AI trading systems rely heavily on the analysis of vast amounts of historical and real-time market data. In particular, it includes price movements, trading volumes, news sentiment, and other relevant factors.

Traders and data scientists create algorithms that are capable of making trading decisions based on the analyzed data. These algorithms can be simple rules-based strategies or highly complex machine learning models.


AI trading: algorithmic trading or automated trading

Risk management

Effective AI trading systems incorporate risk management strategies to control the amount of capital at risk in each trade. This includes setting stop-loss orders and defining position sizing rules.

Some AI trading systems are specifically created for high-frequency trading. Their orders are executed in a matter of microseconds to take advantage of very short-term price movements.


Machine learning techniques

Machine learning techniques are often used to build predictive models. These can forecast future price movements or identify trading opportunities. Before deploying an AI trading strategy in a live market, it is typically back-tested using historical data. As a result, that helps to evaluate strategies performance and refine parameters.


Automated trading and order execution

Once a trading signal is generated by the AI system, it automatically executes buy or sell orders in the market. These orders can be placed on various financial instruments, including stocks, currencies, commodities, and cryptocurrencies. What’s more, AI trading systems need fast and reliable connections to exchanges and trading platforms to ensure the timely execution of orders.
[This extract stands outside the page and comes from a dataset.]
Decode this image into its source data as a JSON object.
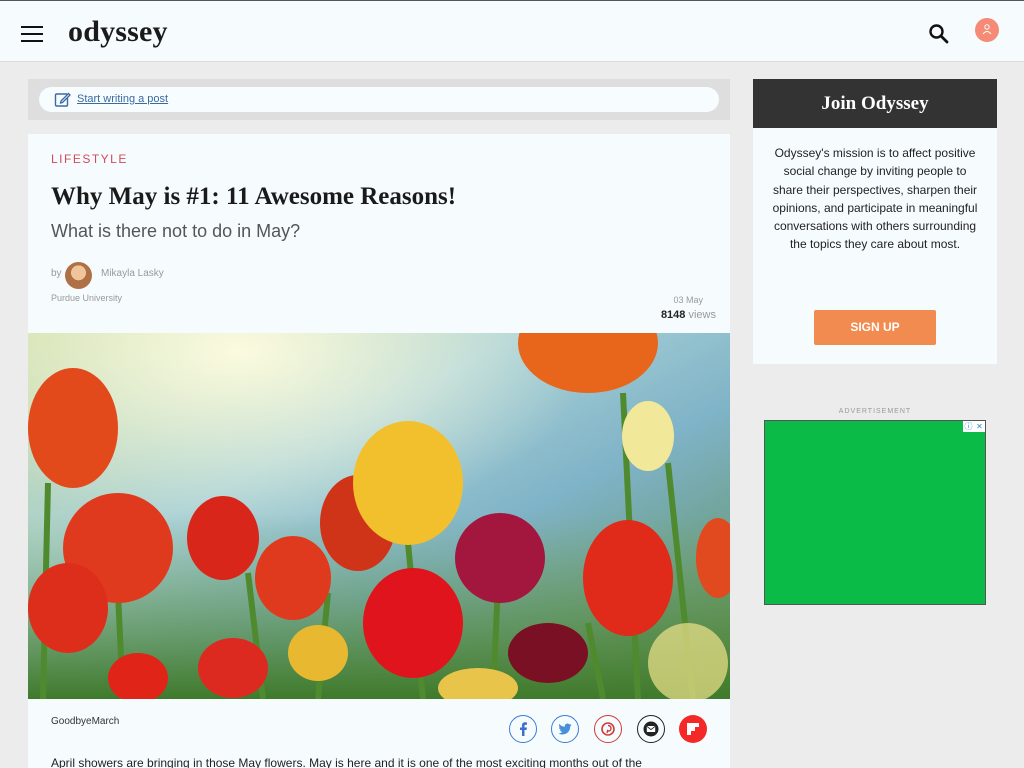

Regulatory compliance and monitoring

As regulatory requirements and market dynamics evolve, AI trading systems must undergo continuous monitoring and periodic updates to ensure adherence to regulatory standards and maintain peak performance.


Risks of AI trading

The application of AI in trading, while offering potential advantages, also comes with inherent risks. Market fluctuations and unanticipated occurrences can lead to losses, necessitating a thorough understanding of AI principles, financial market dynamics, and risk management techniques for responsible and successful implementation.


EU Laws

Existing legal frameworks and enforcement mechanisms may not be sufficient to address the complexities of AI-driven trading activities, increasing the risk of algorithmic market manipulation.